Ketiganya sebagai alternatif terhadap suatu keadaan atau tindakan. Pada unsur
ketiga ini mensyaratkan bahwa tindakan pelaku (dalam keadaan normal/standar) dapat
membuat orang lain merasa terpaksa. Jika situasi dan kondisi tidak normal maka
dapat saja keadaan terpaksa itu tersembunyi pada diri obyek dan jika dilihat
sekilas semuanya dapat terlihat secara sukarela (apalagi jika obyek pandai bersilat
lidah, mengelabui penyidik).
Bagaimana caranya mengetahui keterpaksaan tersebut?

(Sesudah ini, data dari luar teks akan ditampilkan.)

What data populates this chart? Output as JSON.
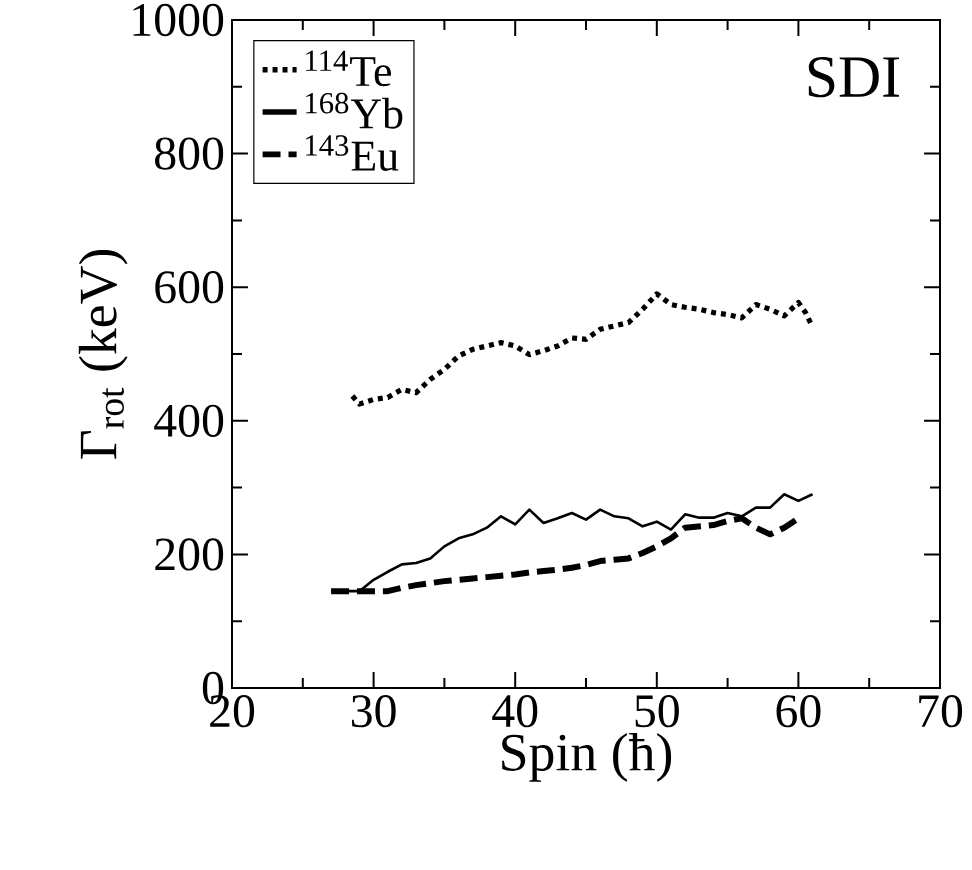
{
  "chart_data": {
    "type": "line",
    "xlabel": "Spin (ħ)",
    "ylabel": "Γ$_{rot}$ (keV)",
    "annotations": [
      "SDI"
    ],
    "xlim": [
      20,
      70
    ],
    "xticks": [
      20,
      30,
      40,
      50,
      60,
      70
    ],
    "ylim": [
      0,
      1000
    ],
    "yticks": [
      0,
      200,
      400,
      600,
      800,
      1000
    ],
    "legend": "top left",
    "grid": false,
    "series": [
      {
        "name": "$^{114}$Te",
        "color": "#000000",
        "line_style": "dotted",
        "x": [
          28.5,
          29,
          30,
          31,
          32,
          33,
          34,
          35,
          36,
          37,
          38,
          39,
          40,
          41,
          42,
          43,
          44,
          45,
          46,
          47,
          48,
          49,
          50,
          51,
          52,
          53,
          54,
          55,
          56,
          57,
          58,
          59,
          60,
          60.5,
          61
        ],
        "values": [
          437,
          425,
          432,
          435,
          447,
          442,
          462,
          477,
          497,
          507,
          512,
          517,
          512,
          499,
          505,
          512,
          524,
          522,
          537,
          542,
          547,
          567,
          590,
          574,
          570,
          567,
          562,
          559,
          554,
          574,
          567,
          557,
          577,
          562,
          540
        ]
      },
      {
        "name": "$^{168}$Yb",
        "color": "#000000",
        "line_style": "solid",
        "x": [
          27,
          28,
          29,
          30,
          31,
          32,
          33,
          34,
          35,
          36,
          37,
          38,
          39,
          40,
          41,
          42,
          43,
          44,
          45,
          46,
          47,
          48,
          49,
          50,
          51,
          52,
          53,
          54,
          55,
          56,
          57,
          58,
          59,
          60,
          61
        ],
        "values": [
          145,
          145,
          145,
          162,
          174,
          185,
          187,
          194,
          212,
          224,
          230,
          240,
          257,
          245,
          267,
          247,
          254,
          262,
          252,
          267,
          257,
          254,
          242,
          249,
          237,
          260,
          255,
          255,
          262,
          257,
          270,
          270,
          290,
          280,
          290
        ]
      },
      {
        "name": "$^{143}$Eu",
        "color": "#000000",
        "line_style": "dashed",
        "x": [
          27,
          28,
          29,
          30,
          31,
          32,
          33,
          34,
          35,
          36,
          37,
          38,
          39,
          40,
          41,
          42,
          43,
          44,
          45,
          46,
          47,
          48,
          49,
          50,
          51,
          52,
          53,
          54,
          55,
          56,
          57,
          58,
          59,
          60
        ],
        "values": [
          145,
          145,
          145,
          145,
          145,
          150,
          154,
          157,
          160,
          162,
          164,
          166,
          168,
          170,
          173,
          175,
          177,
          180,
          184,
          190,
          192,
          194,
          202,
          212,
          224,
          240,
          242,
          244,
          250,
          254,
          240,
          230,
          240,
          254
        ]
      }
    ]
  }
}
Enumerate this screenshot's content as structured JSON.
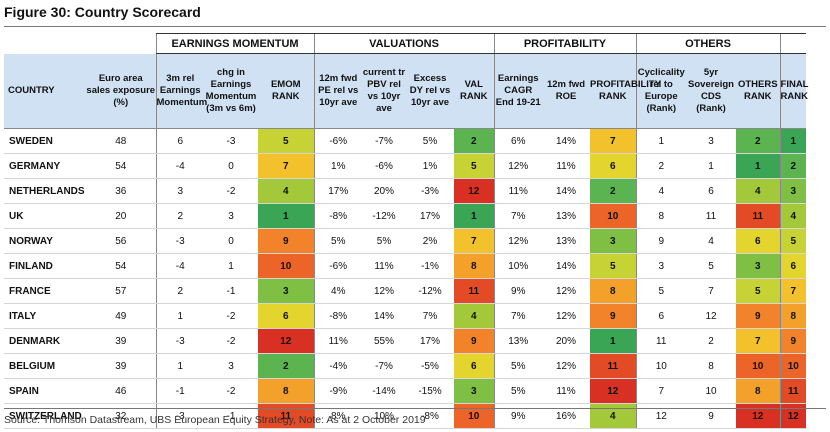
{
  "title": "Figure 30: Country Scorecard",
  "groups": [
    "EARNINGS MOMENTUM",
    "VALUATIONS",
    "PROFITABILITY",
    "OTHERS"
  ],
  "columns": [
    "COUNTRY",
    "Euro area sales exposure (%)",
    "3m rel Earnings Momentum",
    "chg in Earnings Momentum (3m vs 6m)",
    "EMOM RANK",
    "12m fwd PE rel vs 10yr ave",
    "current tr PBV rel vs 10yr ave",
    "Excess DY rel vs 10yr ave",
    "VAL RANK",
    "Earnings CAGR End 19-21",
    "12m fwd ROE",
    "PROFITABILITY RANK",
    "Cyclicality rel to Europe (Rank)",
    "5yr Sovereign CDS (Rank)",
    "OTHERS RANK",
    "FINAL RANK"
  ],
  "rows": [
    [
      "SWEDEN",
      "48",
      "6",
      "-3",
      "5",
      "-6%",
      "-7%",
      "5%",
      "2",
      "6%",
      "14%",
      "7",
      "1",
      "3",
      "2",
      "1"
    ],
    [
      "GERMANY",
      "54",
      "-4",
      "0",
      "7",
      "1%",
      "-6%",
      "1%",
      "5",
      "12%",
      "11%",
      "6",
      "2",
      "1",
      "1",
      "2"
    ],
    [
      "NETHERLANDS",
      "36",
      "3",
      "-2",
      "4",
      "17%",
      "20%",
      "-3%",
      "12",
      "11%",
      "14%",
      "2",
      "4",
      "6",
      "4",
      "3"
    ],
    [
      "UK",
      "20",
      "2",
      "3",
      "1",
      "-8%",
      "-12%",
      "17%",
      "1",
      "7%",
      "13%",
      "10",
      "8",
      "11",
      "11",
      "4"
    ],
    [
      "NORWAY",
      "56",
      "-3",
      "0",
      "9",
      "5%",
      "5%",
      "2%",
      "7",
      "12%",
      "13%",
      "3",
      "9",
      "4",
      "6",
      "5"
    ],
    [
      "FINLAND",
      "54",
      "-4",
      "1",
      "10",
      "-6%",
      "11%",
      "-1%",
      "8",
      "10%",
      "14%",
      "5",
      "3",
      "5",
      "3",
      "6"
    ],
    [
      "FRANCE",
      "57",
      "2",
      "-1",
      "3",
      "4%",
      "12%",
      "-12%",
      "11",
      "9%",
      "12%",
      "8",
      "5",
      "7",
      "5",
      "7"
    ],
    [
      "ITALY",
      "49",
      "1",
      "-2",
      "6",
      "-8%",
      "14%",
      "7%",
      "4",
      "7%",
      "12%",
      "9",
      "6",
      "12",
      "9",
      "8"
    ],
    [
      "DENMARK",
      "39",
      "-3",
      "-2",
      "12",
      "11%",
      "55%",
      "17%",
      "9",
      "13%",
      "20%",
      "1",
      "11",
      "2",
      "7",
      "9"
    ],
    [
      "BELGIUM",
      "39",
      "1",
      "3",
      "2",
      "-4%",
      "-7%",
      "-5%",
      "6",
      "5%",
      "12%",
      "11",
      "10",
      "8",
      "10",
      "10"
    ],
    [
      "SPAIN",
      "46",
      "-1",
      "-2",
      "8",
      "-9%",
      "-14%",
      "-15%",
      "3",
      "5%",
      "11%",
      "12",
      "7",
      "10",
      "8",
      "11"
    ],
    [
      "SWITZERLAND",
      "32",
      "-3",
      "-1",
      "11",
      "8%",
      "10%",
      "-8%",
      "10",
      "9%",
      "16%",
      "4",
      "12",
      "9",
      "12",
      "12"
    ]
  ],
  "rank_colors": {
    "1": "#3aa655",
    "2": "#5bb450",
    "3": "#7fbf44",
    "4": "#a3c93b",
    "5": "#c7d234",
    "6": "#e4d52e",
    "7": "#f2c12b",
    "8": "#f4a12b",
    "9": "#f2832a",
    "10": "#ec6428",
    "11": "#e34a26",
    "12": "#d93024"
  },
  "source": "Source:  Thomson Datastream, UBS European Equity Strategy, Note: As at 2 October 2019"
}
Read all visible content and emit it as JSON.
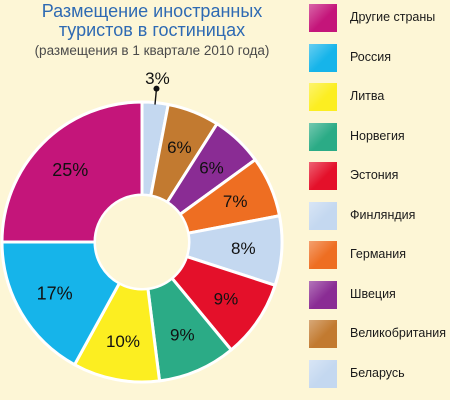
{
  "title": {
    "line1": "Размещение иностранных",
    "line2": "туристов в гостиницах",
    "line3": "(размещения в 1 квартале 2010 года)"
  },
  "chart_data": {
    "type": "pie",
    "variant": "donut",
    "unit": "%",
    "title": "Размещение иностранных туристов в гостиницах",
    "subtitle": "(размещения в 1 квартале 2010 года)",
    "legend_position": "right",
    "slices": [
      {
        "label": "Беларусь",
        "value": 3,
        "display": "3%",
        "color": "#c4d8f0"
      },
      {
        "label": "Великобритания",
        "value": 6,
        "display": "6%",
        "color": "#c27a30"
      },
      {
        "label": "Швеция",
        "value": 6,
        "display": "6%",
        "color": "#8a2c94"
      },
      {
        "label": "Германия",
        "value": 7,
        "display": "7%",
        "color": "#ee6e22"
      },
      {
        "label": "Финляндия",
        "value": 8,
        "display": "8%",
        "color": "#c4d8f0"
      },
      {
        "label": "Эстония",
        "value": 9,
        "display": "9%",
        "color": "#e4102a"
      },
      {
        "label": "Норвегия",
        "value": 9,
        "display": "9%",
        "color": "#2bab86"
      },
      {
        "label": "Литва",
        "value": 10,
        "display": "10%",
        "color": "#fcee21"
      },
      {
        "label": "Россия",
        "value": 17,
        "display": "17%",
        "color": "#16b4ea"
      },
      {
        "label": "Другие страны",
        "value": 25,
        "display": "25%",
        "color": "#c4157a"
      }
    ],
    "legend": [
      {
        "label": "Другие страны",
        "color": "#c4157a"
      },
      {
        "label": "Россия",
        "color": "#16b4ea"
      },
      {
        "label": "Литва",
        "color": "#fcee21"
      },
      {
        "label": "Норвегия",
        "color": "#2bab86"
      },
      {
        "label": "Эстония",
        "color": "#e4102a"
      },
      {
        "label": "Финляндия",
        "color": "#c4d8f0"
      },
      {
        "label": "Германия",
        "color": "#ee6e22"
      },
      {
        "label": "Швеция",
        "color": "#8a2c94"
      },
      {
        "label": "Великобритания",
        "color": "#c27a30"
      },
      {
        "label": "Беларусь",
        "color": "#c4d8f0"
      }
    ]
  }
}
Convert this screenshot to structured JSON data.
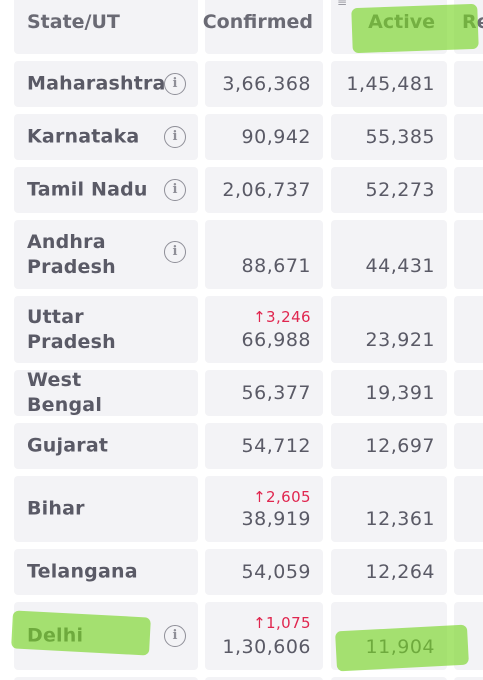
{
  "header": {
    "state": "State/UT",
    "confirmed": "Confirmed",
    "active": "Active",
    "recovered_partial": "Re",
    "sort_icon": "sort-icon"
  },
  "rows": [
    {
      "state": "Maharashtra",
      "confirmed": "3,66,368",
      "delta": "",
      "active": "1,45,481"
    },
    {
      "state": "Karnataka",
      "confirmed": "90,942",
      "delta": "",
      "active": "55,385"
    },
    {
      "state": "Tamil Nadu",
      "confirmed": "2,06,737",
      "delta": "",
      "active": "52,273"
    },
    {
      "state": "Andhra Pradesh",
      "confirmed": "88,671",
      "delta": "",
      "active": "44,431"
    },
    {
      "state": "Uttar Pradesh",
      "confirmed": "66,988",
      "delta": "↑3,246",
      "active": "23,921"
    },
    {
      "state": "West Bengal",
      "confirmed": "56,377",
      "delta": "",
      "active": "19,391"
    },
    {
      "state": "Gujarat",
      "confirmed": "54,712",
      "delta": "",
      "active": "12,697"
    },
    {
      "state": "Bihar",
      "confirmed": "38,919",
      "delta": "↑2,605",
      "active": "12,361"
    },
    {
      "state": "Telangana",
      "confirmed": "54,059",
      "delta": "",
      "active": "12,264"
    },
    {
      "state": "Delhi",
      "confirmed": "1,30,606",
      "delta": "↑1,075",
      "active": "11,904"
    }
  ],
  "colors": {
    "cell_bg": "#f3f3f6",
    "text": "#5a5a66",
    "delta_red": "#e0264f",
    "highlighter_green": "#7ad628"
  }
}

Cara mengidentifikasi keterpaksaan dari obyek/korban:
1.
Ia mengetahui bahwa apa yang dilakukannya adalah melanggar hukum, tetapi
karena pengetahuannya menilai bahwa subyek memiliki kewenangan untuk
memerintahkannya sehingga ia bisa saja melakukannya dengan sukarela;
2.
Ia mengetahui bahwa apa yang dilakukannya adalah melanggar hukum, tetapi
karena demi kepentingan kedudukan atau karirnya obyek akan melakukannya dengan
sukarela;
3.
Ia mengetahui ataupun mengira bahwa subyek memiliki pengaruh ataupun
kekuasaan untuk menentukan sesuatu hal yang berkaitan dengan kepentingannya
yang jika tidak diikuti maka kepentingan obyek dikhawatirkan tidak dapat tercapai.
Meskipun mungkin awalnya terpaksa tetapi kemudian bisa saja merasa lega;
Berdasarkan uraian di atas dapat kita
lihat bahwa kata-kata ”tidak terpaksa” yang diakui oleh obyek/korban tidak bisa
semerta-merta diartikan demikian tetapi masih perlu diteliti latar belakang dan
alasannya agar dapat terlihat secara pasti apakah sebenarnya ada unsur keterpaksaan
ataukah tidak.
Dan oleh karenanya jika seorang tersangka ataupun terdakwa akan didakwa dan dituntut dengan Pasal 126 KUHPM maka disarankan kepada penyidik ataupun Oditur Militer untuk lebih mendalam mempertimbangkannya dan menerapkan pasal-pasal yang tepat agar terdakwa tidak lolos dari jeratan hukum.